In building out this strategy you should first define a key set of roles & person as you want to see in your community and understand their likely experience, motivations, fears, and how they consume and engage. From these roles you can then design the ideal community experience. This experience will begin with raising awareness and giving people a reason and motivation to participate, then the on-ramp for making their very first contribution, and then a carefully carved out journey of intrinsic and extrinsic incentives and rewards that keeps them involved.

This journey will result in three core states that a community member ideally progress through: people who are new (they have little context or relationships), regulars (engaging in repetitive workflow to deliver different results), and leaders (formally or informally seen as influencers).

We engage with these different roles very differently.

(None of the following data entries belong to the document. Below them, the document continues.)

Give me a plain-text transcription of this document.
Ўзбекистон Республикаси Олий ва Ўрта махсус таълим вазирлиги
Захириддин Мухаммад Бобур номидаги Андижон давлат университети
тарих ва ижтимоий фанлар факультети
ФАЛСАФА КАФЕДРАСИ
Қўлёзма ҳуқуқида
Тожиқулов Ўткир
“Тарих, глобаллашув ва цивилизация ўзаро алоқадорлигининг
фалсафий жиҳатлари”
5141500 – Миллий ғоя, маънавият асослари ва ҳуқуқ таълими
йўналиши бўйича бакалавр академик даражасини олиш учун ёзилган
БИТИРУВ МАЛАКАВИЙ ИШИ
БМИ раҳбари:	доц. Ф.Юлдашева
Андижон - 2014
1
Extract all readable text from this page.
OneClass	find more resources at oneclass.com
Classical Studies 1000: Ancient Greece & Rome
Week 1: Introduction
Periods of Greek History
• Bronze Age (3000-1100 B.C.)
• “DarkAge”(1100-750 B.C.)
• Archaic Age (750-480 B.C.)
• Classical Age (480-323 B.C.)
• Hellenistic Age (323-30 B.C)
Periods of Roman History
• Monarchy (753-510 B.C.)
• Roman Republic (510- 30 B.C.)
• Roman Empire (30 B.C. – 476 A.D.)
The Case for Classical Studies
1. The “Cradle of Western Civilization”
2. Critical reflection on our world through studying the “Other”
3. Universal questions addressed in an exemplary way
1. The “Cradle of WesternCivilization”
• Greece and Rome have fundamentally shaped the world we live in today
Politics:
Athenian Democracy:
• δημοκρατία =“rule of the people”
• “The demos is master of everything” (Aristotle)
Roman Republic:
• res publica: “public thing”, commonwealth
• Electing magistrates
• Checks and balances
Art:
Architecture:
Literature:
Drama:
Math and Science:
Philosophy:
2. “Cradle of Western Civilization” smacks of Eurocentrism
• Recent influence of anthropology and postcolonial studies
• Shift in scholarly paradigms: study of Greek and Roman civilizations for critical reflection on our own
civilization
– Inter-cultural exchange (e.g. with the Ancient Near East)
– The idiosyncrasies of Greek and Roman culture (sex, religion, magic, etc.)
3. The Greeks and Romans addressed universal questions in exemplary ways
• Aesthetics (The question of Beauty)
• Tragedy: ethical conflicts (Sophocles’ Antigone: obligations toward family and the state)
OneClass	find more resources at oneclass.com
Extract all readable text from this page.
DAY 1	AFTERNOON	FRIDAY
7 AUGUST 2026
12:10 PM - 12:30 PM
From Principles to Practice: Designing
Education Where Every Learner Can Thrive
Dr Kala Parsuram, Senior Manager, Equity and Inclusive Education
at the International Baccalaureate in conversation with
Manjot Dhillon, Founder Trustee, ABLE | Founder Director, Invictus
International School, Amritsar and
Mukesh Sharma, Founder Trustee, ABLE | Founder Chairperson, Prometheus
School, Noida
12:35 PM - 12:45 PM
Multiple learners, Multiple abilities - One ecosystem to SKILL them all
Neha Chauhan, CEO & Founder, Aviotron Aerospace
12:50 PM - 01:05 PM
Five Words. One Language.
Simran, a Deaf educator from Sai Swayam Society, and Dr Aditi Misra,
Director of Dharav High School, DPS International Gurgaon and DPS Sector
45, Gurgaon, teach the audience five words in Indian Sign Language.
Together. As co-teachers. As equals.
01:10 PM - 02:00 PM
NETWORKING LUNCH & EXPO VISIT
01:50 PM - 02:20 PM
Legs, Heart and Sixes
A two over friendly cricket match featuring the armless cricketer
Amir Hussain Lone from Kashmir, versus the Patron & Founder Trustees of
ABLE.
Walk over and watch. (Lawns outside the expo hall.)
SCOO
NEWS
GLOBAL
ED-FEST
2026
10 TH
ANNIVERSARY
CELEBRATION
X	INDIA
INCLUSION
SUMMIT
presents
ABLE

For example, new members will have more fears and uncertainty, and mentoring can play a very beneficial role. Regulars will want efficient and non-bureaucratic workflow and transparency, and leaders will want to a deeper level of personal engagement in growing and expanding the community. As such, think carefully about how you systematize engagement with community programs but in a way that always feels personal and direct as opposed to robotic and automated.

What sits underneath all of this are a complex set of psychological drivers that dictate and determine how and why we join communities and participate. It is equally important to understand these drivers by both reading up on psychology and behavioral economics but more importantly to immerse yourself in the culture and mindset of your audience. You simply can't build great communities unless you understand these dynamics.

Finally, always remember that community strategy is a long-game. It takes time to grow a community and you should constantly evaluate and evolve your strategy based on the real community patterns and engagement that form. Drive this work by data, but more importantly, include your community in the process and make them feel that they too can be invested in building a rewarding community for everyone.

When we get this right we build communities that deliver tremendous value, an army of advocates, and often a comprehensive source of potential leads and validation of your products and services in the eyes of future customers.